I will become a fully independent researcher with this New Investigator Research
Grant. The postdoctoral scientist involved in the project will acquire expertise in
areas that will allow them to pursue an academic career in basic science or devote
themselves to Medical Informatics. I will collaborate with Professors Black, Keavney
and Newman all through this research programme. They will provide me with
sequencing data from patients with genetic disorders, and they will get knowledge of
variants potentially involved in the disease, and of possible molecular mechanism of
deleteriousness. I also have collaborations with several research groups at the
School of Biology (e.g. Lovell, Pavitt and Hentges groups) that are interested in the
causes and effects of protein variation. I am also exploring collaborations with
researchers involved in genetic diagnostics in other University Hospitals or Research
Institutes; e.g., Professor de la Cruz from the Vall d'Hebron Hospital. Finally, many
other researchers (locally or worldwide) will benefit of my methods for identifying
covarying positions and detrimental variants. They will gain knowledge of my findings
through seminars, publications, and conference talks and posters.
Clinical geneticists will be able to include my approach in their diagnosis procedure.
Thus they will be able to reach a definite genetic diagnosis in more cases that they
are doing now. This is important because the same disease or syndrome might
contain different subtypes, which would differ through the variants that cause them.

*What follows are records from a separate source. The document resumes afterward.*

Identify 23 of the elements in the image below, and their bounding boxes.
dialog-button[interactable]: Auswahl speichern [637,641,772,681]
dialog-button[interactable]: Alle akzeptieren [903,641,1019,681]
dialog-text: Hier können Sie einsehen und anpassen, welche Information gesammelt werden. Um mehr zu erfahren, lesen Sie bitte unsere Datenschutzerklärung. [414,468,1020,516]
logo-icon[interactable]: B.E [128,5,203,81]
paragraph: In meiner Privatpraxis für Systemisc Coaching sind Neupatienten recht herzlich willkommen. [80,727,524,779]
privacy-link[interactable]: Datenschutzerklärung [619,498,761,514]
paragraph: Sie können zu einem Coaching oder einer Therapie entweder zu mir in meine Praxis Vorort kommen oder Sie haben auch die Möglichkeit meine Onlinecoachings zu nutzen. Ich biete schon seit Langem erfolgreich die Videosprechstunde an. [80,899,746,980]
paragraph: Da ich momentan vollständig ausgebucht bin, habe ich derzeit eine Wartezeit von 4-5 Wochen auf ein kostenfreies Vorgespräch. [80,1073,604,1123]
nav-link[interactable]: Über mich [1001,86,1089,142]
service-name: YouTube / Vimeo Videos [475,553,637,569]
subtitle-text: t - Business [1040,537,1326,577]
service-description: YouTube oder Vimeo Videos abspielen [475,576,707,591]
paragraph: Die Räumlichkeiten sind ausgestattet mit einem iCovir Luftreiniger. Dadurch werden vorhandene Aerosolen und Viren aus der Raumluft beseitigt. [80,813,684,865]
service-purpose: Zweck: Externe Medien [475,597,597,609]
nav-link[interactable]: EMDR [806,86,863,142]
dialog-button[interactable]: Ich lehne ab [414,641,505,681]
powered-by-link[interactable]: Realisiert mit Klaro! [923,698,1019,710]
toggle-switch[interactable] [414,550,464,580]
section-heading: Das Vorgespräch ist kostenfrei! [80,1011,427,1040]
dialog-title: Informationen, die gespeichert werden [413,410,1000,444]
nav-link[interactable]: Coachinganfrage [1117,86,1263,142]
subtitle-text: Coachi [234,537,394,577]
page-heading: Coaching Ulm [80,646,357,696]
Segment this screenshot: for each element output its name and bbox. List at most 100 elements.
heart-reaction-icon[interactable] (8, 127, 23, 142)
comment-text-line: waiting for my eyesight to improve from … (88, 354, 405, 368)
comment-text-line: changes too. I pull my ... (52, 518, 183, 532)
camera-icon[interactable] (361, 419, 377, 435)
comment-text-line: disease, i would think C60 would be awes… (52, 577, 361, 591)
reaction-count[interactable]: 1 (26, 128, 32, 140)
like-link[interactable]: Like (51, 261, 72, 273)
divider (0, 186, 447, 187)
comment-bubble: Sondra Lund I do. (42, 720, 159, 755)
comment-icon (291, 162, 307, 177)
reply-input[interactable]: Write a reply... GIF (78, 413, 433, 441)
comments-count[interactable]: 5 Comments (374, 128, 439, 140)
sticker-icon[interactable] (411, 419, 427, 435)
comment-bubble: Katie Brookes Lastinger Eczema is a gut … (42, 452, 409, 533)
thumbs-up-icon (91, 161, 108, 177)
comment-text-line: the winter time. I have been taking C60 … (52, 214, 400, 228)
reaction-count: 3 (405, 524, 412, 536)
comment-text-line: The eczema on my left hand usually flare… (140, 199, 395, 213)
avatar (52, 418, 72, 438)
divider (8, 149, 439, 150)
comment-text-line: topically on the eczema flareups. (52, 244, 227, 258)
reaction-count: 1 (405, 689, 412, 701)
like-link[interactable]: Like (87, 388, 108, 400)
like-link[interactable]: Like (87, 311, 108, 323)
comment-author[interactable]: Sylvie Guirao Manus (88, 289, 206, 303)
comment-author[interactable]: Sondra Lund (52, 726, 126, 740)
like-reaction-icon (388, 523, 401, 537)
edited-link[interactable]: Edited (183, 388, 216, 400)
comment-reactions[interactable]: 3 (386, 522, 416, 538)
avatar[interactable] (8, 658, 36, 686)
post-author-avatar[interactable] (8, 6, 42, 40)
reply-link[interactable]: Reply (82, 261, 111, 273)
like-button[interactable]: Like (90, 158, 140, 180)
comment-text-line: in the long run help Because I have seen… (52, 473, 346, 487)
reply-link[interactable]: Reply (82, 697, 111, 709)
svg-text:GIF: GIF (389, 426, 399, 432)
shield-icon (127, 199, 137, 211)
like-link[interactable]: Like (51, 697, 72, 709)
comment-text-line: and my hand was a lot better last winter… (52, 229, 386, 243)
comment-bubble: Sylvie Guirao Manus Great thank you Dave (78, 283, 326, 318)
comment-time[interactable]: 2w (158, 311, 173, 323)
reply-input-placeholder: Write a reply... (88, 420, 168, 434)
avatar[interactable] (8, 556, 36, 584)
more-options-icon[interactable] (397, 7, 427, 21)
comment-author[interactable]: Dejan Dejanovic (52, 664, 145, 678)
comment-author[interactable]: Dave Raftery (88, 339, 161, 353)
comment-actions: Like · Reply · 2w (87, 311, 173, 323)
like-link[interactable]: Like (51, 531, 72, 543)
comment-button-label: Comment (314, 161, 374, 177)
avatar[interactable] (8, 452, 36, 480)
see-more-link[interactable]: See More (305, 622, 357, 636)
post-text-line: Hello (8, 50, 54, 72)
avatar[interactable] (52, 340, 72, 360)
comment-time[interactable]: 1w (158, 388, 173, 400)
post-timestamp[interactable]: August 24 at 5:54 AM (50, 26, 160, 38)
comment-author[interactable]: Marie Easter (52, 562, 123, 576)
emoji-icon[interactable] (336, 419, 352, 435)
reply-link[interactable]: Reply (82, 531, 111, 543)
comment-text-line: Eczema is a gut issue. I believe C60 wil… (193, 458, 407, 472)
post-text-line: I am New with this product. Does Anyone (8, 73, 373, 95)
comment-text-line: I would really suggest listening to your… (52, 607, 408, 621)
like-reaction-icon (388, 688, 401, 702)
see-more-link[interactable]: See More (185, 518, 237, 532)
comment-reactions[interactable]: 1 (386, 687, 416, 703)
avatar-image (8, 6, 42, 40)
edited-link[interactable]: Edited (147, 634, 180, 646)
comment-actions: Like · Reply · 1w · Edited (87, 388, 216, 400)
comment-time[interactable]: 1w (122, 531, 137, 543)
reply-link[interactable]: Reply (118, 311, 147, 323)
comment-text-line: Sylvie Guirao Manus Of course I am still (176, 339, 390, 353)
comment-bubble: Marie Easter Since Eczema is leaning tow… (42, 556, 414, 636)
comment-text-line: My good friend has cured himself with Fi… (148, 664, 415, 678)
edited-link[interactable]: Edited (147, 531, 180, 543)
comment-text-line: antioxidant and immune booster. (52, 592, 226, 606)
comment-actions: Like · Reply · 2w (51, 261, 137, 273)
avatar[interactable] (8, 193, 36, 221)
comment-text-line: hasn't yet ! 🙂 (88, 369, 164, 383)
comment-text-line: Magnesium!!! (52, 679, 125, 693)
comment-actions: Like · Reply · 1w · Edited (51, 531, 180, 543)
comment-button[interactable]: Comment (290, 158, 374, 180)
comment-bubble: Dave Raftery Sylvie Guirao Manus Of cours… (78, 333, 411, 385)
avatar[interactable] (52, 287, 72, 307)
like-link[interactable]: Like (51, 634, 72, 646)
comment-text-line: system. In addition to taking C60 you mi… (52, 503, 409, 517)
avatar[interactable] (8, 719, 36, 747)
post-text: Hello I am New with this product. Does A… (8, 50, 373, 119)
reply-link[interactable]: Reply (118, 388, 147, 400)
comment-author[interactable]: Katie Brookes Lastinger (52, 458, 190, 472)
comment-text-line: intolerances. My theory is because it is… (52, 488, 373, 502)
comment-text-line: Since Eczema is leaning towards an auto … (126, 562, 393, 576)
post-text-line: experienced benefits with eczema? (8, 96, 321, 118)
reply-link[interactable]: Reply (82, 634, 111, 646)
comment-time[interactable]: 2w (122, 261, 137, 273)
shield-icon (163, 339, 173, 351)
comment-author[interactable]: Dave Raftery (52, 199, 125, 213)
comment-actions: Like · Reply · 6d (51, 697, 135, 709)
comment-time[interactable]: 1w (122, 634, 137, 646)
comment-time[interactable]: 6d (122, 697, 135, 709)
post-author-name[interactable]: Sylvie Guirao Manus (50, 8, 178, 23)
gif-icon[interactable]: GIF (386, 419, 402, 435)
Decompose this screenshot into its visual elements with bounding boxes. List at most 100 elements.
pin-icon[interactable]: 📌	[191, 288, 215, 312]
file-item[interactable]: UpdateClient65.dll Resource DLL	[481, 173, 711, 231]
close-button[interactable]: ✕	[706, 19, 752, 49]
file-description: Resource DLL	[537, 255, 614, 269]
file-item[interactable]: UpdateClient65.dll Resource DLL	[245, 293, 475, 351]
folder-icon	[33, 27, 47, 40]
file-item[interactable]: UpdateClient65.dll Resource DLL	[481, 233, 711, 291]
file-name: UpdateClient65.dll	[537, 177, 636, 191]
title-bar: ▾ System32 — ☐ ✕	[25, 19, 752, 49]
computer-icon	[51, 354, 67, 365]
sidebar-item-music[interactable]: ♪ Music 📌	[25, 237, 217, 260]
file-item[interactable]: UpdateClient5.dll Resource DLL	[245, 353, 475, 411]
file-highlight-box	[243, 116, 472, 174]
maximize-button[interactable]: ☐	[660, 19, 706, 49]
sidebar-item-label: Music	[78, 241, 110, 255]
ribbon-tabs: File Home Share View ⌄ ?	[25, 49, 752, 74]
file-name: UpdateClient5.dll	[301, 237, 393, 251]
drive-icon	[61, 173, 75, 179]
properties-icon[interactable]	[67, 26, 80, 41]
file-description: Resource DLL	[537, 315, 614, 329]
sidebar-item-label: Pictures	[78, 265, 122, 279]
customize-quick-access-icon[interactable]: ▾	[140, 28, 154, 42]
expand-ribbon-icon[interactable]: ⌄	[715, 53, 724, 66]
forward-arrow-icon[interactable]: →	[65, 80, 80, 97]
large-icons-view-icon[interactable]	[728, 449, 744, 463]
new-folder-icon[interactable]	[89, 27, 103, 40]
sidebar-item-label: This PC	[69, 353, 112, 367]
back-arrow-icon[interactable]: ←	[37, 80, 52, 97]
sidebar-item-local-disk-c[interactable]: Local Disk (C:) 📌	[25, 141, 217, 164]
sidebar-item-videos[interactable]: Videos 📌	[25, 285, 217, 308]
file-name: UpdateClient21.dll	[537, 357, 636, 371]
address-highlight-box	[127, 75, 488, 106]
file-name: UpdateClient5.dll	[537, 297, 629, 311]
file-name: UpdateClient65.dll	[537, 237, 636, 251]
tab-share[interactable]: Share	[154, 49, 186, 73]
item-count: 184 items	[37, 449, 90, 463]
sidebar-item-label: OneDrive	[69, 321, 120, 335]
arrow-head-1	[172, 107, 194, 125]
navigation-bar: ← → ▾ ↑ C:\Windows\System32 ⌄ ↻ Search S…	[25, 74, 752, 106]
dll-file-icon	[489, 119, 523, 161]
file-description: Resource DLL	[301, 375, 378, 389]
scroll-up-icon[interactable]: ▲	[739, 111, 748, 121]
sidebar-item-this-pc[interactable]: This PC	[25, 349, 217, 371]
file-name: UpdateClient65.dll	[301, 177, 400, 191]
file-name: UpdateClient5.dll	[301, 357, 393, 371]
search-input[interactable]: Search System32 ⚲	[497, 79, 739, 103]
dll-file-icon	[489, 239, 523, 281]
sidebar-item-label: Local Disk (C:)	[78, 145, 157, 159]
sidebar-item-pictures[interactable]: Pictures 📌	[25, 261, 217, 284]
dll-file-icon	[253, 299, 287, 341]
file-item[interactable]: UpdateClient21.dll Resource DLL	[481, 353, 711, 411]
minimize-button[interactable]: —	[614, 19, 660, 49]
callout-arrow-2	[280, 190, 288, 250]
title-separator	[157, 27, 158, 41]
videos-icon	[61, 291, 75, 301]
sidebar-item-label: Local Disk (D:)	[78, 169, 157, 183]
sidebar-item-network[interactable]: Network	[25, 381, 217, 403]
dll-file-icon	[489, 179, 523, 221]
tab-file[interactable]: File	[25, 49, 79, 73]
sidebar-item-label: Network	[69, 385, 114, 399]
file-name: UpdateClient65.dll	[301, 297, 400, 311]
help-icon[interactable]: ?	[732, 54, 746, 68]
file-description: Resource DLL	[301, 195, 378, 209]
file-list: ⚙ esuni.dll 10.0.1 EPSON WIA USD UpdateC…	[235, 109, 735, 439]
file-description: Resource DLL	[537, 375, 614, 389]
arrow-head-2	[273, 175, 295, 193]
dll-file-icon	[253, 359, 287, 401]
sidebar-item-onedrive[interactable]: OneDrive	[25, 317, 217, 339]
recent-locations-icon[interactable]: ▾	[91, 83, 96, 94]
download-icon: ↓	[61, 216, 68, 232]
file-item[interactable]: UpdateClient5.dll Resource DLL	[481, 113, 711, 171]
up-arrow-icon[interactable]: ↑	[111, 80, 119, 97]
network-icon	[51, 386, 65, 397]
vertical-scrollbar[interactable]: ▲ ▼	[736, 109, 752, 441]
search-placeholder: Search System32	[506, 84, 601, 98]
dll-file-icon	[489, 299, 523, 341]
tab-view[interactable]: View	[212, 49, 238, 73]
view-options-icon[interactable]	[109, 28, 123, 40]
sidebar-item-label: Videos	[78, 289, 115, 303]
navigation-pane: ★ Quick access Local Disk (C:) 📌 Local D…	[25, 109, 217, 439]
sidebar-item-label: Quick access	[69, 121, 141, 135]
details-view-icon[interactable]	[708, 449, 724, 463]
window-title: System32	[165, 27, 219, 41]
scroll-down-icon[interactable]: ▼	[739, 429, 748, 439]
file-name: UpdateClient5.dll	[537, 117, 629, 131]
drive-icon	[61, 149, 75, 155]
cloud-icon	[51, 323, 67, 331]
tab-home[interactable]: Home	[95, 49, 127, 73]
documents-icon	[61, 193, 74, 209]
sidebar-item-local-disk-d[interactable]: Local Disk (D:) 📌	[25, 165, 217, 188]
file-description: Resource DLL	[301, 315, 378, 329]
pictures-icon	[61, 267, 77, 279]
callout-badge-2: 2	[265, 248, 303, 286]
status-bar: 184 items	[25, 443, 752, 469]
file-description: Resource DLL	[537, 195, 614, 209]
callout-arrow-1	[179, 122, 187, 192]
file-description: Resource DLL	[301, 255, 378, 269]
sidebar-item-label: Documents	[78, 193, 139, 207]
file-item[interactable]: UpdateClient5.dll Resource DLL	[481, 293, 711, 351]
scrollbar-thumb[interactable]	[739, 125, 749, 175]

Therefore this opens the room to treating the patients differently. This personalised
medicine is integral to the NHS Five Year Forward View. In order to convince NHS
professionals of using my methods I will seek advice on the design of the
computational tools from my collaborators at the Manchester Centre for Genomic
Medicine. The reason is to make the tools accessible not only to clinical
bioinformaticians but also to clinical geneticists and a wider population of clinical and
healthcare staff.
Health care providers such as the NHS, equivalent foreign health systems, and
private suppliers will benefit from the professionals within being able to achieve more
accurate diagnoses. In many cases this will result in more precise and cost-effective
treatments, which will improve the quality of life of patients suffering of genetic
disorders. Finally, software companies may be interested in using the knowledge that
I generate for developing their own commercial tools for genetic analyses. In that
case, I will take advice from the University of Manchester Intellectual Property office
and the Business Engagement services.